Starbucks is opening its Costa Rican coffee farm to the public. Here's what visitors will see



Starbucks is opening its Costa Rican coffee farm to the public. Here's what visitors will see


Starbucks is opening up the doors of one its coffee farms to give the public a chance to see how it sources its beans.

About 45 minutes from the Costa Rican capital of San Jose sits a nearly 600-acre coffee farm called Hacienda Alsacia. Starbucks purchased it in 2013, and has used it as a global research and development facility.

The coffee giant tests disease-resistant trees and soil management techniques at the farm, while gaining an understanding of the challenges that coffee farmers face when producing the crop.

For those unable to take the trip, here's a peek:

  • Hacienda Alsacia

    In March 2017, the company said it planned to develop a visitor center at Hacienda Alsacia. On Wednesday, Starbucks said it would finally open the 46,000-square-foot center to the public.

    For $25, coffee lovers can take a 90-minute guided tour, which includes coffee tastings, parking and a Starbucks bandana.

  • That's a lot of land

    The expansive coffee farm is a whopping 240 hectares, or about 600 acres. It was purchased by Starbucks so that the company could learn more about how to deal with rising production costs, weather changes and diseases like coffee rust, a fungus that can destroy an entire coffee crop.

    About 97 percent of the world's specialty coffee farms own less than 12 hectares of land, or about 30 acres, and have limited resources, according to Starbucks.

    Hacienda Alsacia gives Starbucks a chance to create best practices for growing coffee and share that knowledge. CEO Kevin Johnson said that this is in the company's best interest because it needs to ensure the future supply of quality coffee.

  • It starts in the field

    When Starbucks first purchased the farm in Costa Rica, it was in bad shape. While the brand had the funds to revitalize the land, it chose not to.

    Instead, it hired Victor Trejos to manage the farm and renovate it with the same approach to investment and planning that a traditional farmer would be able to do.

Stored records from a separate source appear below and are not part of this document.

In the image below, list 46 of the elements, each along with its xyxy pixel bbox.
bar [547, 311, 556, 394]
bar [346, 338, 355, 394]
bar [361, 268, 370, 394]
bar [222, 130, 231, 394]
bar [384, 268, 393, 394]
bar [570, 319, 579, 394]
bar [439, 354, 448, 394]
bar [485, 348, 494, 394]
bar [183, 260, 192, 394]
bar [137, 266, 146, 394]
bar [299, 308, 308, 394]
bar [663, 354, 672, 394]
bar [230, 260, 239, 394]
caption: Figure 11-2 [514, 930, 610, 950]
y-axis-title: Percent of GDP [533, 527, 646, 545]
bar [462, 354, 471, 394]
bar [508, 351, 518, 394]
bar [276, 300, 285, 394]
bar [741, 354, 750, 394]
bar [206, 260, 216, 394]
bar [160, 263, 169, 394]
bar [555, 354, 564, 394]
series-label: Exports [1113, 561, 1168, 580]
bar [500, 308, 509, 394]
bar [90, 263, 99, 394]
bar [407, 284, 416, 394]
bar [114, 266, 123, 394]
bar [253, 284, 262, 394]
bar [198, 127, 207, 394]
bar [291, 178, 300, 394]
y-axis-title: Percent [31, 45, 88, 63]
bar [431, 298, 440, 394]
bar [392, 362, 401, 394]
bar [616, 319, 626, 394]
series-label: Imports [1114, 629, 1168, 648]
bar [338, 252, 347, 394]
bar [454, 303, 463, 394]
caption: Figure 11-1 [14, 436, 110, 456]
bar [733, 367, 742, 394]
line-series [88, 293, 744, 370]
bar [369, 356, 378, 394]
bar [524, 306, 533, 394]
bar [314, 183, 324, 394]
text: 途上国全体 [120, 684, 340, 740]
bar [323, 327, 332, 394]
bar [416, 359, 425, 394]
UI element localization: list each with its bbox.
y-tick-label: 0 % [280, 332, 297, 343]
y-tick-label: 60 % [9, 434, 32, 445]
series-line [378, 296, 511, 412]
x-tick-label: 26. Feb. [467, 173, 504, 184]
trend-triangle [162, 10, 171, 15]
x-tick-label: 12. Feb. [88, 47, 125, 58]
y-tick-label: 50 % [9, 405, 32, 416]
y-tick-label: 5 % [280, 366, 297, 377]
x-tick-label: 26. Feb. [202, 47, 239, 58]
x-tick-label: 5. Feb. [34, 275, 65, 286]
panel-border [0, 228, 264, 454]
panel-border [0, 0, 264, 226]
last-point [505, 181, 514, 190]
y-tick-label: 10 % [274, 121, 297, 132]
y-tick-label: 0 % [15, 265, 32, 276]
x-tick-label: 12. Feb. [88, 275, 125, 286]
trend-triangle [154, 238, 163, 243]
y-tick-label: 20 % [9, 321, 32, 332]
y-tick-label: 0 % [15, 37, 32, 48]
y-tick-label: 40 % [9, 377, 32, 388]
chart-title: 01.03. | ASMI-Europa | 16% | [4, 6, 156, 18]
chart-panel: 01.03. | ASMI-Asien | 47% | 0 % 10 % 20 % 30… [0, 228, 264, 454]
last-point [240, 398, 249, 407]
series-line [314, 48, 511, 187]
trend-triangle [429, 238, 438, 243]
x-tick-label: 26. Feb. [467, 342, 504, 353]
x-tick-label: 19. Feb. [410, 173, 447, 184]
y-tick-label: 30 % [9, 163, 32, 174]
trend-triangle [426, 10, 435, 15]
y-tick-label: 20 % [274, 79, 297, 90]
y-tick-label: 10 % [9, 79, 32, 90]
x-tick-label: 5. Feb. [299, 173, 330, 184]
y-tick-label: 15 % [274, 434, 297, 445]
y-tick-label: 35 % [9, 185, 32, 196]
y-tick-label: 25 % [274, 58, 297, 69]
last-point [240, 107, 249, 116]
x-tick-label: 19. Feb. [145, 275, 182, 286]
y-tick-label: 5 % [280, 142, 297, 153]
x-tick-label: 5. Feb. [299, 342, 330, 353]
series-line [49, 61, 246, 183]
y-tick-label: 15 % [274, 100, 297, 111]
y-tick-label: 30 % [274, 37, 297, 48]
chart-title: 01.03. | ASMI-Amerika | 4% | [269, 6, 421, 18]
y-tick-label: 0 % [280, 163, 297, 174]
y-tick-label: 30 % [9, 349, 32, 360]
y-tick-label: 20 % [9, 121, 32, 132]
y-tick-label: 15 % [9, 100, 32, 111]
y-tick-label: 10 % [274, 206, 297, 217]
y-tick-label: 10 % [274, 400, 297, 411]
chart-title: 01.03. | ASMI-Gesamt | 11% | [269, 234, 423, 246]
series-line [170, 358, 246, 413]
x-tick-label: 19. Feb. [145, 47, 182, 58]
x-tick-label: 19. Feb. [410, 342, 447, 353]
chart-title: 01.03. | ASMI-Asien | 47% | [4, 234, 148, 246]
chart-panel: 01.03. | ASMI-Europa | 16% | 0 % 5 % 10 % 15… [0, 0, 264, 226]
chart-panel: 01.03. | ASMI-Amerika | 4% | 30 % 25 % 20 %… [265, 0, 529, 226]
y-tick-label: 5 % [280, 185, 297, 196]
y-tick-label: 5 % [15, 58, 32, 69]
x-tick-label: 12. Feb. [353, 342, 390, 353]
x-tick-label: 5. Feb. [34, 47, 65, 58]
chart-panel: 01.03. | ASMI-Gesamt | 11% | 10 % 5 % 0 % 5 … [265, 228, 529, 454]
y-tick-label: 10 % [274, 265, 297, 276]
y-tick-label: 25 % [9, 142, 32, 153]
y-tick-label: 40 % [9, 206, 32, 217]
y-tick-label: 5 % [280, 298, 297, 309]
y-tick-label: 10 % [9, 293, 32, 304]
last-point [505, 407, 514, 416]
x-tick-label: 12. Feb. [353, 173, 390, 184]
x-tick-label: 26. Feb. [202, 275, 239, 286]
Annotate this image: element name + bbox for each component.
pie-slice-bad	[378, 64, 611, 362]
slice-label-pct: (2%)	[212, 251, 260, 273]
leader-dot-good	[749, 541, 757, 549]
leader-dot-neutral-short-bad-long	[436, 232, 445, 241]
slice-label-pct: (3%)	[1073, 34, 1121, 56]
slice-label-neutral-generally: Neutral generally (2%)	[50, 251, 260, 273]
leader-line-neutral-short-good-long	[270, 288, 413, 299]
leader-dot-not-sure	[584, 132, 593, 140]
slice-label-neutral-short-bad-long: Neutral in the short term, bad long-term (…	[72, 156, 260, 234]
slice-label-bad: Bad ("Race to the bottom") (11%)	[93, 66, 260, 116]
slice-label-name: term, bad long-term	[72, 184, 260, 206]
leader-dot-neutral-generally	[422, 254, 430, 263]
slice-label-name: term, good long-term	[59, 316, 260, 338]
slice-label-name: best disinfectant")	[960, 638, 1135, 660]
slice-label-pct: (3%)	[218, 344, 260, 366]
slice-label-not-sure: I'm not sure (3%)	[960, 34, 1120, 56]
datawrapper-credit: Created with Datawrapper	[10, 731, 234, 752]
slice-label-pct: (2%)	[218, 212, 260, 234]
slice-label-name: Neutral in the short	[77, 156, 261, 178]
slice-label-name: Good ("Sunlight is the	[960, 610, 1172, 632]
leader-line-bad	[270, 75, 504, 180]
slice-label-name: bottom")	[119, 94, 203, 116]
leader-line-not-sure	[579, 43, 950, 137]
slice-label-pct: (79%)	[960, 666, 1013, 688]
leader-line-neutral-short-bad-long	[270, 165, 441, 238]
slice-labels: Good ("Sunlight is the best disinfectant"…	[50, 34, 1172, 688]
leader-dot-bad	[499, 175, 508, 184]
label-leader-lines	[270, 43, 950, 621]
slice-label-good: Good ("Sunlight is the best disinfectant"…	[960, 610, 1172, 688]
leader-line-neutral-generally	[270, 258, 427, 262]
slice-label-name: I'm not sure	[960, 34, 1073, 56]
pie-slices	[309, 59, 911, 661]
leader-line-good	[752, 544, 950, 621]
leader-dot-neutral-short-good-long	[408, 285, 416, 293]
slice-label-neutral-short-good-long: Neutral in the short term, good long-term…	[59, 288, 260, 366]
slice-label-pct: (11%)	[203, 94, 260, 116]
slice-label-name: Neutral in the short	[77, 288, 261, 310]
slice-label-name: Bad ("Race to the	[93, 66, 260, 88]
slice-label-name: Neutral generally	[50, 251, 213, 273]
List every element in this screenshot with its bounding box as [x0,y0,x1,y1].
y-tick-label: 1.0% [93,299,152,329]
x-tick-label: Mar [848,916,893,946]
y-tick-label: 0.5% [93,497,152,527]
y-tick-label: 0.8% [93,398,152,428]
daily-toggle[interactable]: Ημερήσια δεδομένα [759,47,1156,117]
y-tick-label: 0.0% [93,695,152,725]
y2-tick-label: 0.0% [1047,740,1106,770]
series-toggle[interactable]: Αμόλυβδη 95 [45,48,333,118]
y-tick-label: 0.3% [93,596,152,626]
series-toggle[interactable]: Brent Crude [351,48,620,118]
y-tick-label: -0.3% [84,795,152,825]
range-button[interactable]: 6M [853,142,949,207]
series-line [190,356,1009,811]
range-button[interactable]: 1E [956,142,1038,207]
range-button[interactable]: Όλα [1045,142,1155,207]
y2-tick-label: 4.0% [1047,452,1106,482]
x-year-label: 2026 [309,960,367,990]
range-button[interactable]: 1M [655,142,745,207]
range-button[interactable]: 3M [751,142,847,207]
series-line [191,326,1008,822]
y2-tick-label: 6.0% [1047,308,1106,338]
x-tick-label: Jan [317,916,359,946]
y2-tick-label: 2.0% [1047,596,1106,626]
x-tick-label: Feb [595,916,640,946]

    "I can show them how we have been doing things," Trejos said in a statement last year. "How we have been planting, how we fertilize, soil tests … And how they can do the same."

  • A look at the seeds

    Hacienda Alsacia is home to a number of agronomists, specialists that research the best ways to produce and use plants.

    At the farm, Starbucks researches and develops hybrid trees that are bred to be resistant to diseases like the coffee rust fungus. The company grows tree seedlings on location that it can donate to farms that have had their harvests ruined by pests or diseases.

    Starbucks has already donated 30 million rust-resistant coffee trees and plans to distribute 100 million by 2025.

  • Touring the farm

    Those that visit Hacienda Alsacia will get a chance to see how Starbucks sources its coffee from the seed all the way to the cup.

    "This visitor center allows us to create a connection between the people that grow the coffee, the role our farm plays in helping to ensure their economic stability, and the stores that roast and brew it for our customers every day," said Cliff Burrows, group president of Siren Retail at Starbucks, when plans for the visitor center were first announced.

  • Nursery to cafe

    The 90-minute tour includes a look at greenhouse nurseries, coffee fields, the wet mill, the drying patio and ends at a Starbucks cafe.

    The Hacienda Alsacia is an extension of Starbucks' premium retail experiences, like its Roasteries and Reserve Bars. Executive Chairman Howard Schultz stepped down from his post as CEO of Starbucks to focus on creating destinations for coffee consumers.

  • Sipping time

    At the cafe, visitors can sip the coffee they have been learning about all day, and take in views of the farm.